Gérald Prufer, nouveau directeur de Polynésie 1ère


PAPEETE, le 17 novembre 2016- Polynésie 1ère a accueilli samedi dernier son nouveau directeur, Gerald Prufer. Il arrive de Guyane après avoir jalonné l’ensemble des outremer, conciliant depuis plus de trente ans de carrière au sein du groupe France TV, sa passion des voyages et sa vie professionnelle.

Gérald Prufer se réserve une période d’écoute et de découverte avant de définir les axes de stratégie de l’entreprise Polynésie 1ère dont il a pris la direction le 14 novembre. Il se définit comme un homme de cohésion et de partage pratiquant un management participatif et collaboratif plutôt que patriarcal. Rencontre

Vous venez d’arriver en Polynésie, que connaissez-vous de la région ?
Je suis venu en Polynésie en 2005 - Walles Kotra (actuel directeur de Outremer 1ère- ndlr) était directeur de la station et moi-même j’étais directeur de la station de Nouvelle-Calédonie, à l’occasion d’un séminaire qui n’a duré qu’une semaine. C’est court, mais cela m’a donné l’occasion de faire une sortie en va’a, c’est une discipline que j’avais découvert lorsque j’étais directeur de la station de Wallis-et-Futuna.

Parlez-nous votre connaissance des outre-mer ?
Je suis né en Martinique d’une maman Martiniquaise et d’un papa Français, à Saint-Pierre, la ville où, en 1848, l’acte de l’abolition de l’esclavage a été proclamé, où l’on a donc un passé de lutte…j’ai toujours voulu voyager, et je suis entré dans une société qui est installée dans le monde entier. Ma carrière chez France Télévision est donc pour moi l’aboutissement d’un rêve d’enfant, je fais le tour du monde avec des escales prolongées qui permettent de voir le pays, de le comprendre, et de rayonner tout autour.

En 1981, j’ai commencé comme pigiste chez France Télévision en Martinique, puis j’ai rejoint la métropole, ou j’ai travaillé à Nancy pour France 3 Lorraine.

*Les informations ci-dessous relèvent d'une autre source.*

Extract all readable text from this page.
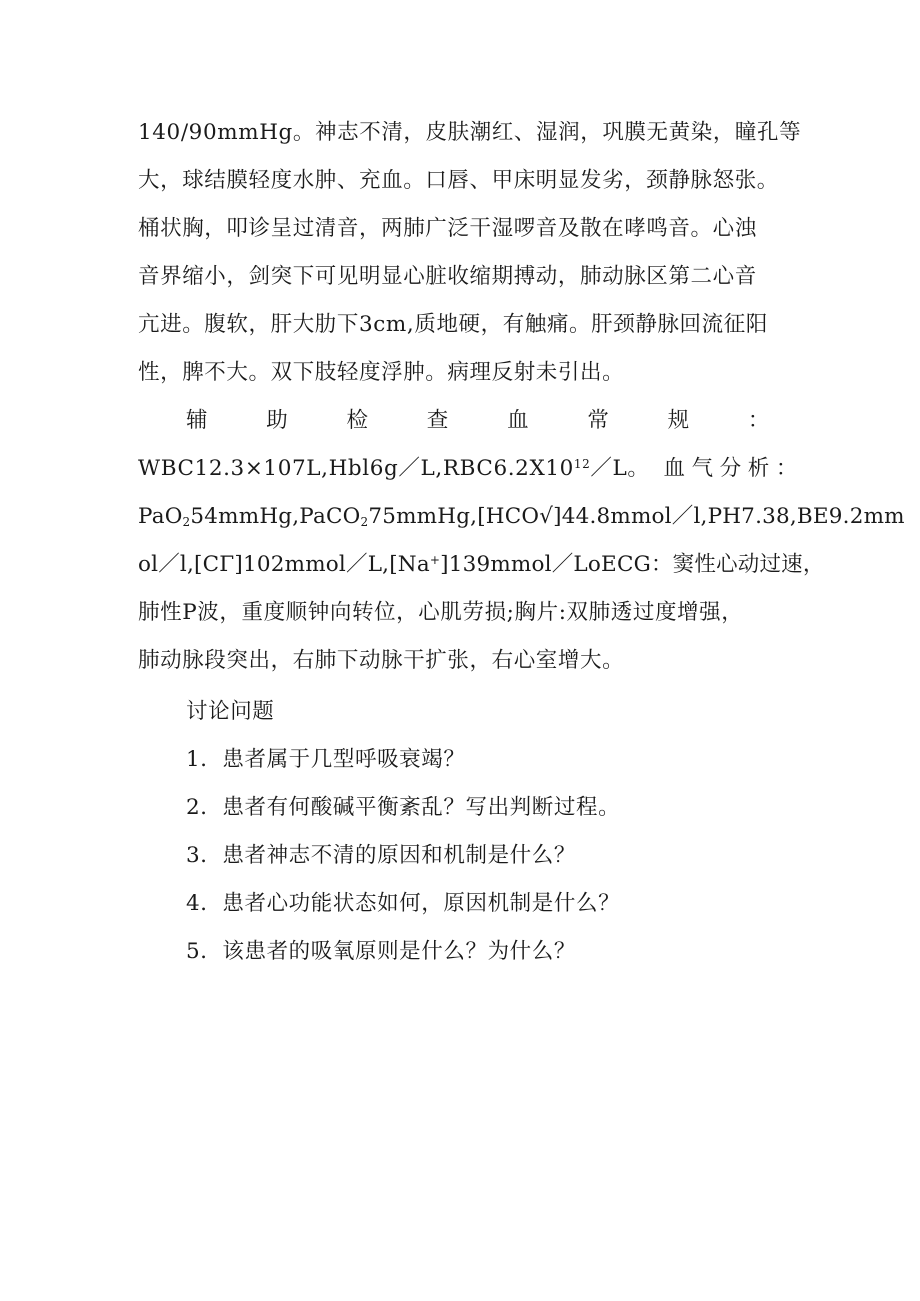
140/90mmHg。神志不清，皮肤潮红、湿润，巩膜无黄染，瞳孔等
大，球结膜轻度水肿、充血。口唇、甲床明显发劣，颈静脉怒张。
桶状胸，叩诊呈过清音，两肺广泛干湿啰音及散在哮鸣音。心浊
音界缩小，剑突下可见明显心脏收缩期搏动，肺动脉区第二心音
亢进。腹软，肝大肋下3cm,质地硬，有触痛。肝颈静脉回流征阳
性，脾不大。双下肢轻度浮肿。病理反射未引出。
辅	助	检	查	血	常	规	：
$WBC12.3\times 107L,Hbl6g/L,RBC6.2X10^{12}/L$。 血 气 分 析 ：
PaO$_2$54mmHg,PaCO$_2$75mmHg,[HCO√]44.8mmol／l,PH7.38,BE9.2mm
ol／l,[CΓ]102mmol／L,[Na+]139mmol／LoECG：窦性心动过速，
肺性P波，重度顺钟向转位，心肌劳损;胸片:双肺透过度增强，
肺动脉段突出，右肺下动脉干扩张，右心室增大。
讨论问题
1．患者属于几型呼吸衰竭？
2．患者有何酸碱平衡紊乱？写出判断过程。
3．患者神志不清的原因和机制是什么？
4．患者心功能状态如何，原因机制是什么？
5．该患者的吸氧原则是什么？为什么？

Je suis ensuite parti à la Réunion en tant que rédacteur en chef adjoint du journal puis à Wallis-et-Futuna en tant que rédacteur en chef où j‘ai vécu une très belle expérience professionnelle, à savoir la création d’un journal. Puis de retour au siège, à Paris en 92, comme je revenais du Pacifique, je me suis occupé des éditions de Calédonie, de Polynésie, et de Wallis. Retour en Martinique, où j’ai pris un peu de distance par rapport à l’entreprise, et j’ai exercé un mandat politique pendant 5 ans comme conseiller général et conseiller municipal. C’était passionnant mais ce n’était pas pour moi. Jean-Marie Cavada est venu un jour dans mon bureau en me disant que le groupe avait besoin de moi et il m’a nommé directeur de station à Mayotte (98/99). Fin 99 j’ai été rappelé en Martinique comme rédacteur en chef avec une grande dame qui était alors directrice, mais également chanteuse, Marie-José Alie. Là, j’ai créé le journal en Créole (édition de 13 heures), car je suis adepte des langues régionales.
En 2001, je repars à Wallis-et-Futuna en tant que Directeur, puis en Nouvelle-Calédonie, Paris, la Guadeloupe, la Guyane, puis aujourd’hui la Polynésie.

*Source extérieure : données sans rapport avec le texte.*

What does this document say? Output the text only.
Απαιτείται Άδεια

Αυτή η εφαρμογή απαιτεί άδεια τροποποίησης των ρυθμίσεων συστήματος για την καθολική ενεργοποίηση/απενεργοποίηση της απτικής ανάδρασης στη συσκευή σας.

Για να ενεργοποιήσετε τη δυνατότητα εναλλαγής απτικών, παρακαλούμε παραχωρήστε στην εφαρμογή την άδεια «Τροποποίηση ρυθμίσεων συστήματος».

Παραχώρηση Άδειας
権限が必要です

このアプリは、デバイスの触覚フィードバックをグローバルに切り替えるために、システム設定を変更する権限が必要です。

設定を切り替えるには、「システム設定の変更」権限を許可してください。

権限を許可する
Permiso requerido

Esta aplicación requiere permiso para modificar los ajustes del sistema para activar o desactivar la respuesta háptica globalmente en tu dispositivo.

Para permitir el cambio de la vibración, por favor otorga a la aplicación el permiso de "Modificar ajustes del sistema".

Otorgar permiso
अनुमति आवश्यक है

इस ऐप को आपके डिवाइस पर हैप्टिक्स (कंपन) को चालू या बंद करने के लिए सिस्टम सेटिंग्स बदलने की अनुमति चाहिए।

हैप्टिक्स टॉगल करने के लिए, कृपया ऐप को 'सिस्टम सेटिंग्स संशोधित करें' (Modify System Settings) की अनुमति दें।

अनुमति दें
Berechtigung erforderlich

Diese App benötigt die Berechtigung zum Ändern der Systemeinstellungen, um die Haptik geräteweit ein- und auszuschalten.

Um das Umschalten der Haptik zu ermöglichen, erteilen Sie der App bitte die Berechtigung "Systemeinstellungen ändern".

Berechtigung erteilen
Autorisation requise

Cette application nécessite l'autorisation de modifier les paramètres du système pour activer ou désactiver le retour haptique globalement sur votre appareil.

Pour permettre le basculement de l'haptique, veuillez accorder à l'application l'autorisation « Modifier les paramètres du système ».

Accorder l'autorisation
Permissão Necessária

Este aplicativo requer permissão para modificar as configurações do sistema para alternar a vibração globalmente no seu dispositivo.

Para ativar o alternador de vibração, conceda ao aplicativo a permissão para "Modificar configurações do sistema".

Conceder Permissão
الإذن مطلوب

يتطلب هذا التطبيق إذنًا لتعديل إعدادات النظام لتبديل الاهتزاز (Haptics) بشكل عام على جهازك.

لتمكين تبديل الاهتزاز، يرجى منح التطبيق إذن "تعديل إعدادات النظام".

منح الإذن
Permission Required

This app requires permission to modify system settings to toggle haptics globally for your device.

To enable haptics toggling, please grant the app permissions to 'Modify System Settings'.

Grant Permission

Pensez-vous que pour chaque région outremer on retrouve les mêmes approches, ou qu’au contraire il faille s’adapter pour chaque territoire à ses spécificités ?
D’abord, c’est moi qui m’adapte, ce n’est pas moi qui vais changer le pays, c’est le pays qui me change. Chaque histoire est différente. Chaque approche est différente. Vous avez des territoires qui sont issus de la colonisation, de l’esclavage, comme la Guadeloupe, la Guyane, la Martinique ou la Réunion, Mayotte qui sont des terres de conquête coloniale. Et puis vous avez des pays qui ont demandé leur rattachement comme la Polynésie ou Wallis. La Calédonie c’est encore une autre histoire. Dans chacun de ces pays la situation des peuples n’est pas la même, les histoires sont différentes.


prise de contact avec le personnel dans le patio de Polynésie 1ère à Pamatai
Vous venez de prendre vos fonctions à la direction de Polynésie 1ère, quelles sont vos objectifs ? vos stratégies ? vos priorités ?
Aujourd’hui l’entreprise a pris le virage du numérique et entend y développer ses trois supports, télé, radio, et Internet. Le virage ici est déjà largement amorcé, maintenant il faut l’amplifier et le développer. Je n’ai pas de projet tout fait, tout construit. Il y a déjà une phase de rencontre et de compréhension et je ne présenterai pas d’axe stratégique avant janvier–février. Il y a des productions qui existent, qui sont biens, d’autres qu’il faut réajuster, d’autres qu’il faut créer.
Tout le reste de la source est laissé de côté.